The workshop is open to researchers and industrial experts working on the many related aspects of digital cinematography and film editing in their respective fields, including 3D graphics, artificial intelligence, computer vision, visualisation, interactive narrative, cognitive and perceptual psychology, computational linguistics, computational aesthetics and visual effects.
These researchers will draw upon cutting edge research and technologies regarding both the production and comprehension of cinematographic artworks in virtual worlds and the real world.

Topics of interest

  • Camera path planning
  • Visibility computation
  • Viewpoint entropy
  • Navigation techniques and proximal exploration
  • Interactive camera control metaphors
  • Approaches to framing and composition of individual shots
  • Automatic lighting design
  • Intelligent staging and blocking of virtual lights, cameras and actors
  • Expressive performance of virtual characters
  • Intelligent video editing tools
  • Efficient algorithms for camera placement and shot sequence selection
  • Natural user interfaces for camera control and video editing
  • Parallels between cinematic and linguistic communication
  • Cognitive models of the comprehension of virtual cinematics
  • Re-cinematography, re-lighting and re-framing of live-action video
  • Computer-assisted multi-camera production
  • Virtual cinematography as a pre-visualisation tool for real-world filming
  • Intelligent tools and novel interfaces for in-game cinematics, replays, and machinima
  • Intelligent generation of comic book layouts
  • Evaluation methodologies and user experience
  • Interactive and generative cinema
  • Cinematic serious game and applications
  • Collaborative visual storytelling
  • Non-linear storytelling
  • Transmedia storytelling
  • Creativity in cinematic communication

Submission

Researchers should submit one of:

• 8 page paper reporting new work or new ideas in a relevant research area.
• 1 page abstract describing emergent work or a vision of the near term future of intelligent cinematography.
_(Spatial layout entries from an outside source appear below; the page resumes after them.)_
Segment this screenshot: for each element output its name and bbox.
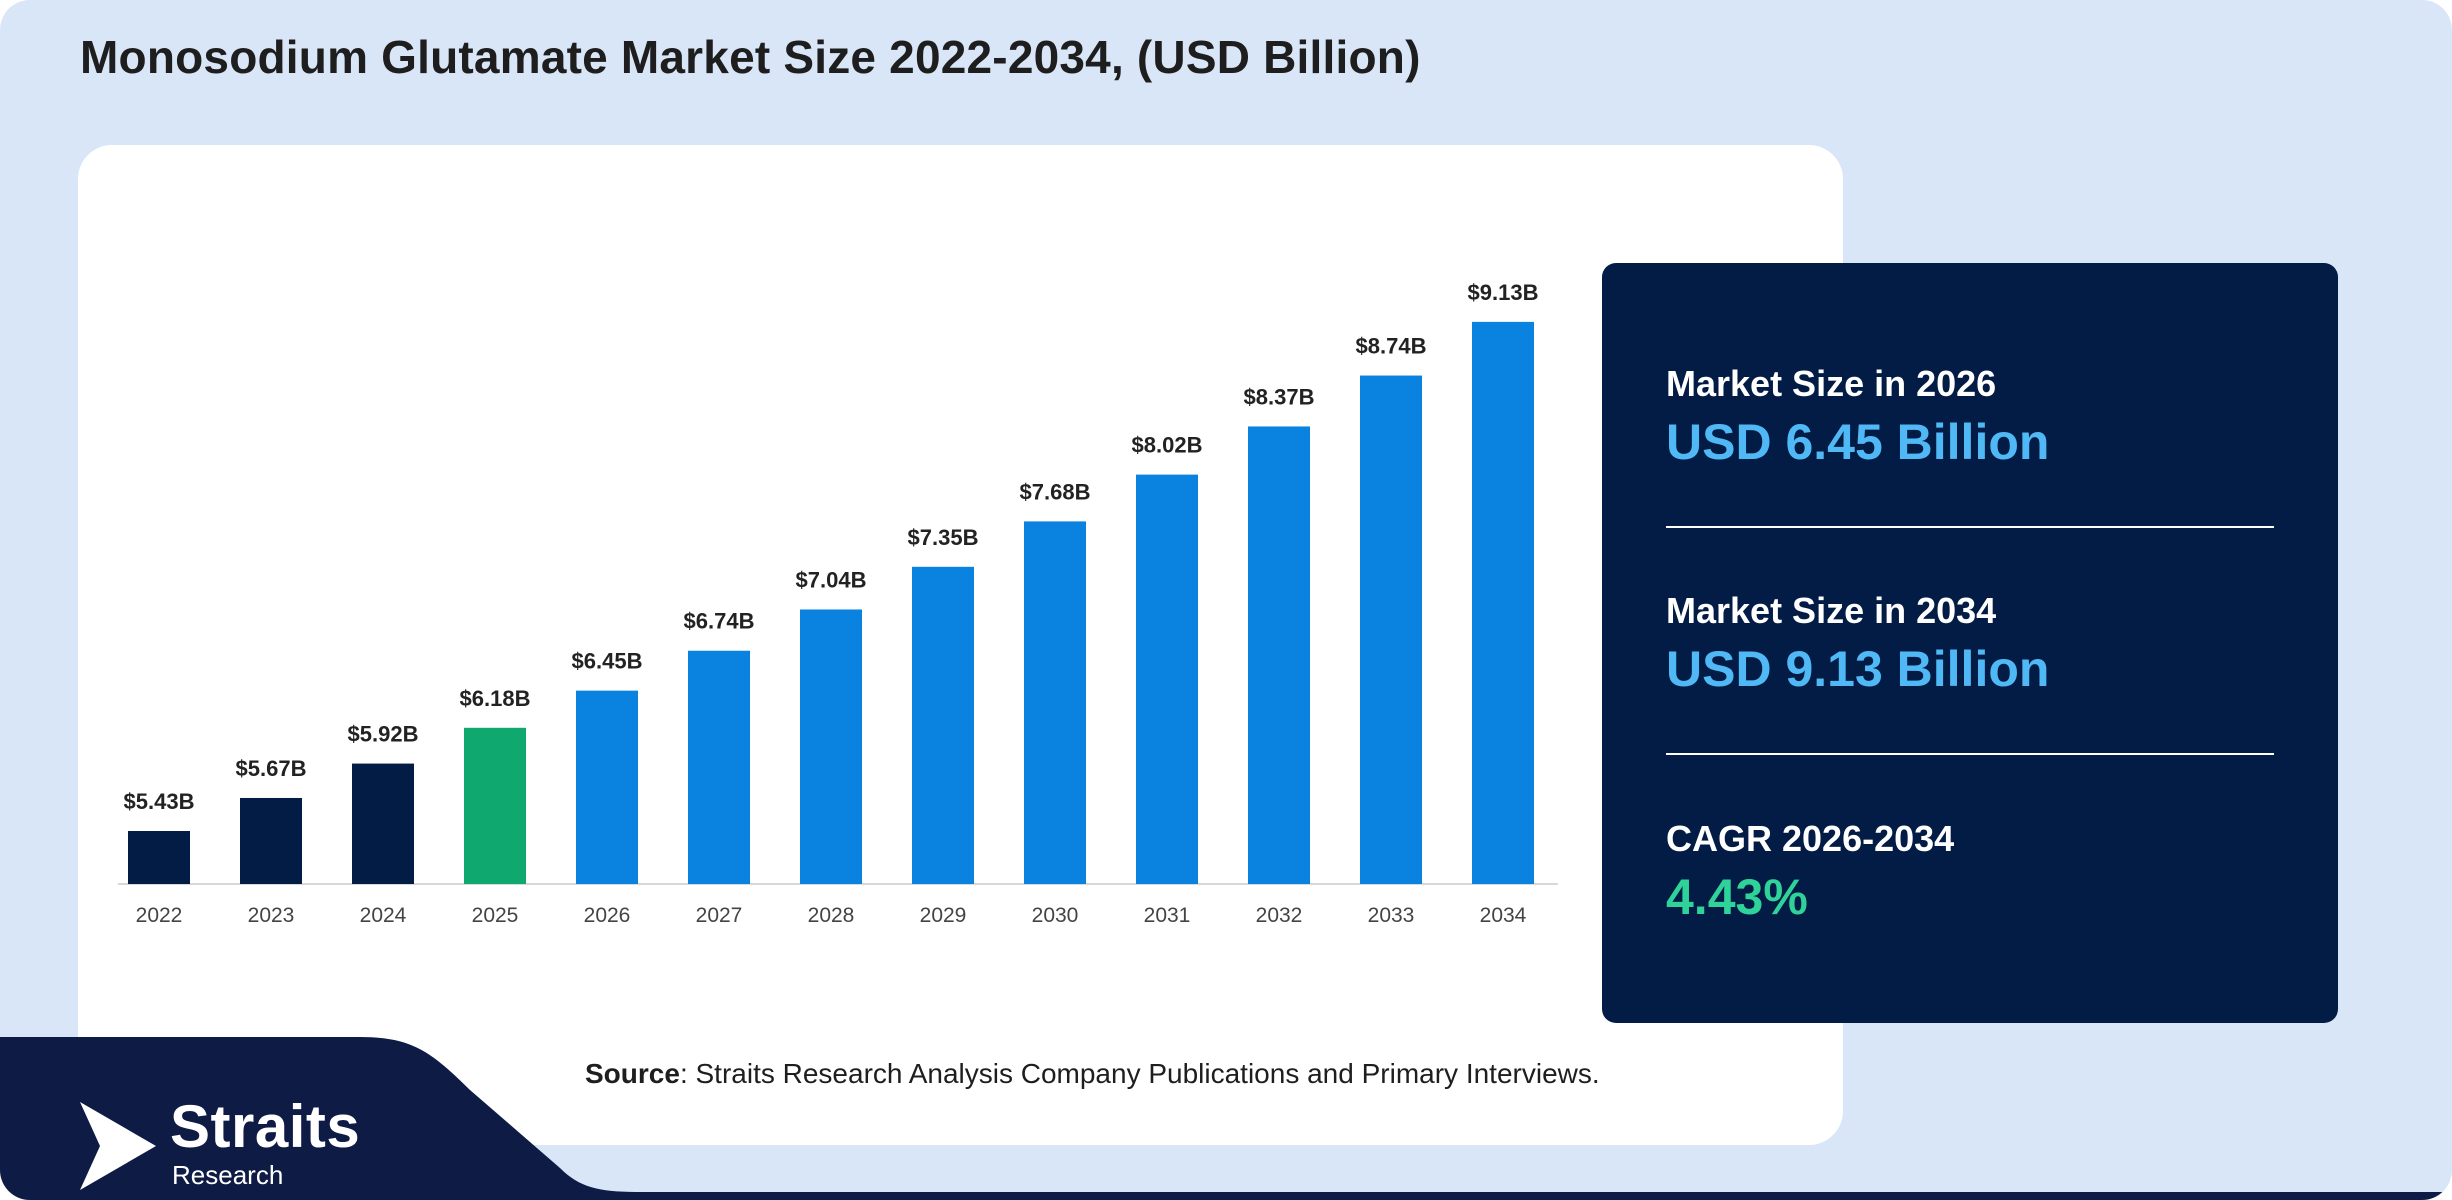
bar-2026: [576, 690, 638, 884]
logo-sub: Research: [172, 1160, 284, 1190]
bar-2024: [352, 763, 414, 884]
stat-label: CAGR 2026-2034: [1666, 818, 1955, 859]
stat-cagr: CAGR 2026-2034 4.43%: [1666, 818, 1954, 926]
x-tick-labels-group: 2022 2023 2024 2025 2026 2027 2028 2029 2030 2031…: [136, 904, 1527, 927]
stat-market-size-2026: Market Size in 2026 USD 6.45 Billion: [1666, 363, 2049, 471]
bar-2027: [688, 650, 750, 884]
bar-2023: [240, 797, 302, 884]
bars-group: [128, 321, 1534, 884]
chart-card: $5.43B $5.67B $5.92B $6.18B $6.45B $6.74B $7.0…: [78, 145, 1843, 1145]
stats-divider: [1666, 753, 2274, 755]
x-tick-2023: 2023: [248, 904, 295, 927]
source-text: : Straits Research Analysis Company Publ…: [679, 1058, 1600, 1089]
x-tick-2026: 2026: [584, 904, 631, 927]
x-tick-2025: 2025: [472, 904, 519, 927]
data-label-2023: $5.67B: [236, 756, 307, 781]
data-label-2022: $5.43B: [124, 789, 195, 814]
x-tick-2024: 2024: [360, 904, 407, 927]
stat-label: Market Size in 2034: [1666, 590, 1997, 631]
x-tick-2034: 2034: [1480, 904, 1527, 927]
bar-2029: [912, 566, 974, 884]
bar-chart: $5.43B $5.67B $5.92B $6.18B $6.45B $6.74B $7.0…: [118, 280, 1558, 927]
stat-value: USD 9.13 Billion: [1666, 641, 2050, 697]
stat-label: Market Size in 2026: [1666, 363, 1997, 404]
data-label-2029: $7.35B: [908, 525, 979, 550]
logo-arrow-icon: [80, 1102, 156, 1190]
data-label-2026: $6.45B: [572, 649, 643, 674]
page-title: Monosodium Glutamate Market Size 2022-20…: [80, 31, 1421, 83]
logo-name: Straits: [170, 1093, 361, 1160]
bar-2025: [464, 727, 526, 884]
data-label-2024: $5.92B: [348, 722, 419, 747]
bar-2031: [1136, 474, 1198, 884]
bar-2030: [1024, 521, 1086, 884]
bar-2034: [1472, 321, 1534, 884]
source-prefix: Source: [585, 1058, 680, 1089]
straits-logo: Straits Research: [78, 1093, 360, 1197]
x-tick-2031: 2031: [1144, 904, 1191, 927]
x-tick-2022: 2022: [136, 904, 183, 927]
source-note: Source: Straits Research Analysis Compan…: [585, 1058, 1600, 1090]
data-label-2030: $7.68B: [1020, 479, 1091, 504]
bar-2022: [128, 831, 190, 884]
stats-divider: [1666, 526, 2274, 528]
stat-value: USD 6.45 Billion: [1666, 414, 2050, 470]
x-tick-2033: 2033: [1368, 904, 1415, 927]
bar-2028: [800, 609, 862, 884]
stat-value: 4.43%: [1666, 869, 1808, 925]
data-label-2032: $8.37B: [1244, 384, 1315, 409]
stat-market-size-2034: Market Size in 2034 USD 9.13 Billion: [1666, 590, 2049, 698]
data-label-2027: $6.74B: [684, 609, 755, 634]
bar-2033: [1360, 375, 1422, 884]
stats-panel: Market Size in 2026 USD 6.45 Billion Mar…: [1602, 263, 2338, 1023]
data-label-2025: $6.18B: [460, 686, 531, 711]
x-tick-2027: 2027: [696, 904, 743, 927]
data-label-2028: $7.04B: [796, 567, 867, 592]
bar-2032: [1248, 426, 1310, 884]
data-label-2033: $8.74B: [1356, 334, 1427, 359]
data-label-2031: $8.02B: [1132, 433, 1203, 458]
x-tick-2029: 2029: [920, 904, 967, 927]
data-labels-group: $5.43B $5.67B $5.92B $6.18B $6.45B $6.74B $7.0…: [124, 280, 1539, 814]
data-label-2034: $9.13B: [1468, 280, 1539, 305]
x-tick-2030: 2030: [1032, 904, 1079, 927]
x-tick-2028: 2028: [808, 904, 855, 927]
x-tick-2032: 2032: [1256, 904, 1303, 927]
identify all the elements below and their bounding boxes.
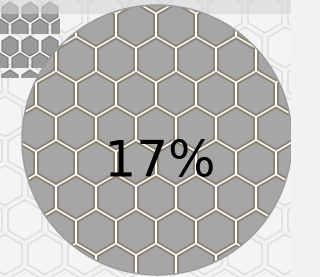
page: 17% (() => { const data = JSON.parse(doc… bbox=[0, 0, 291, 277]
progress-widget: 17% bbox=[0, 0, 291, 277]
progress-label: 17% bbox=[104, 131, 215, 189]
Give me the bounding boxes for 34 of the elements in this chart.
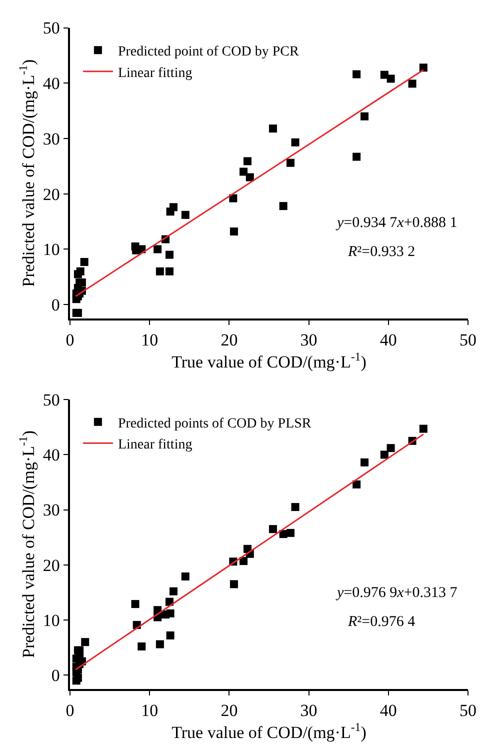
annotation: R²=0.933 2	[347, 244, 416, 260]
x-tick-label: 50	[460, 701, 476, 720]
y-tick-label: 10	[42, 240, 60, 260]
x-tick-label: 50	[460, 330, 476, 350]
legend-label: Predicted point of COD by PCR	[118, 44, 300, 60]
x-tick-label: 10	[141, 330, 158, 350]
x-tick-label: 30	[300, 330, 318, 350]
y-tick-label: 40	[42, 446, 60, 465]
y-tick-label: 0	[51, 666, 60, 686]
x-tick-label: 10	[141, 701, 158, 720]
x-tick-label: 40	[380, 330, 397, 350]
y-tick-label: 50	[42, 390, 60, 410]
x-tick-label: 20	[220, 330, 238, 350]
x-tick-label: 20	[220, 701, 238, 720]
legend-label: Linear fitting	[118, 66, 192, 81]
x-tick-label: 30	[300, 701, 318, 720]
y-tick-label: 30	[42, 500, 60, 520]
x-tick-label: 0	[66, 701, 74, 720]
legend-label: Linear fitting	[118, 438, 192, 453]
legend-label: Predicted points of COD by PLSR	[118, 416, 312, 432]
annotation: y=0.934 7x+0.888 1	[335, 215, 458, 231]
y-tick-label: 20	[42, 184, 60, 204]
x-axis-title: True value of COD/(mg·L$^{-1}$)	[172, 720, 366, 742]
x-tick-label: 40	[380, 701, 397, 720]
y-tick-label: 30	[42, 129, 60, 148]
x-axis-title: True value of COD/(mg·L$^{-1}$)	[172, 350, 366, 372]
y-tick-label: 10	[42, 610, 60, 630]
x-tick-label: 0	[66, 330, 74, 350]
y-tick-label: 20	[42, 556, 60, 575]
y-tick-label: 50	[42, 18, 60, 38]
annotation: y=0.976 9x+0.313 7	[335, 585, 458, 601]
annotation: R²=0.976 4	[347, 614, 416, 630]
y-tick-label: 40	[42, 74, 60, 94]
y-tick-label: 0	[51, 296, 60, 315]
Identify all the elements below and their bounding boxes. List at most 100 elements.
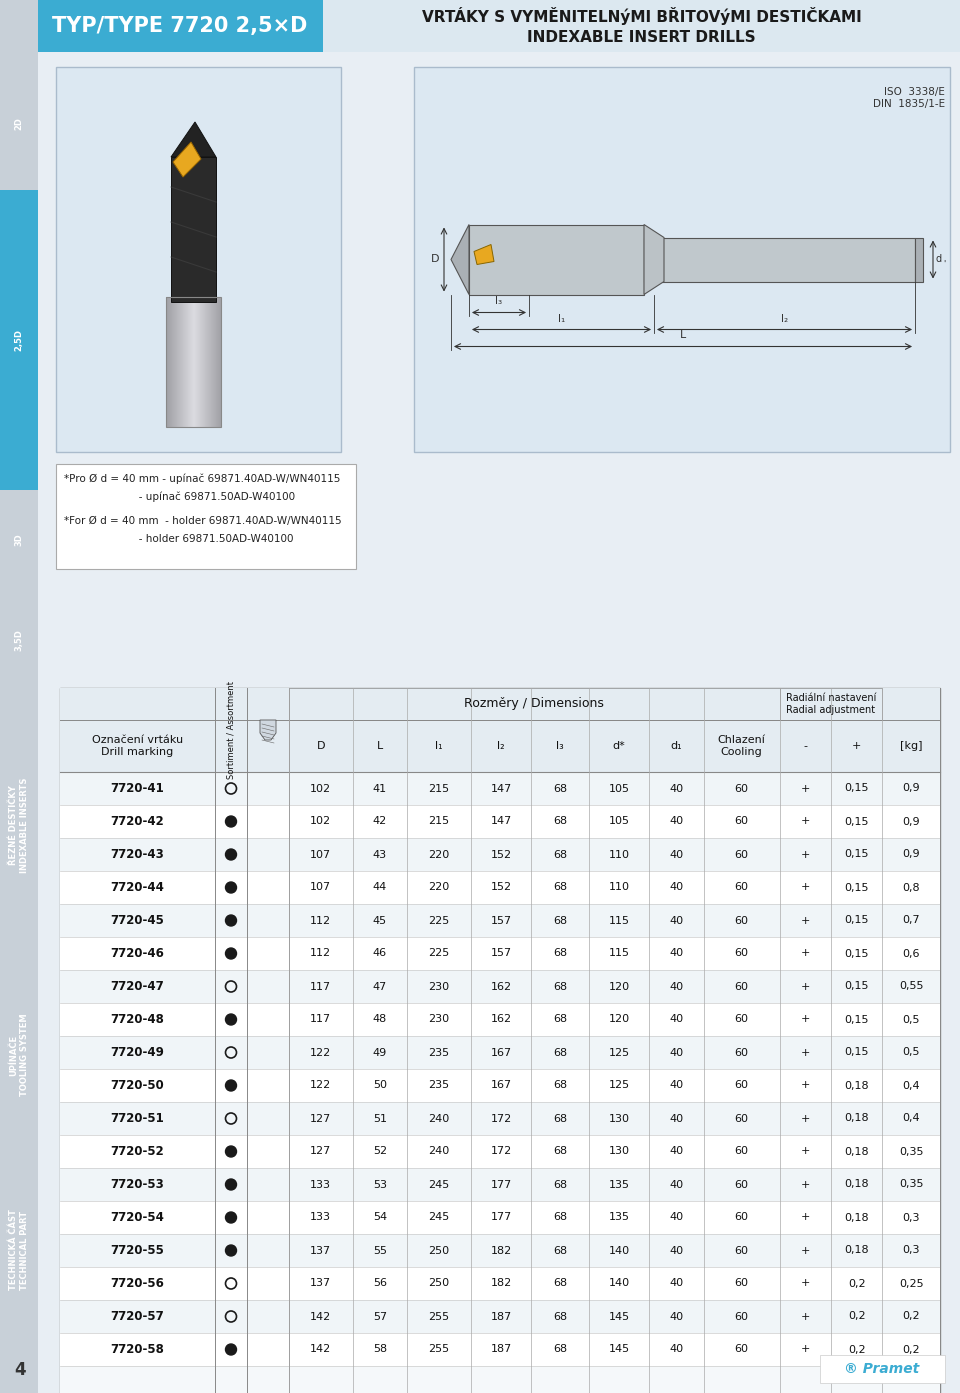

Submissions will be reviewed by the program committee; review criteria will intentionally be inclusive rather than competitive, to encourage work in progress and a broader participation in a nascent community of researchers. Reviews will include feedback for authors regardless of decision for acceptance or rejection. All the selected papers (excluding statements of interest) will be published in the workshop’s working notes.
Proceedings of the workshop will be published by EG Publishing provided in the EG Digital Library.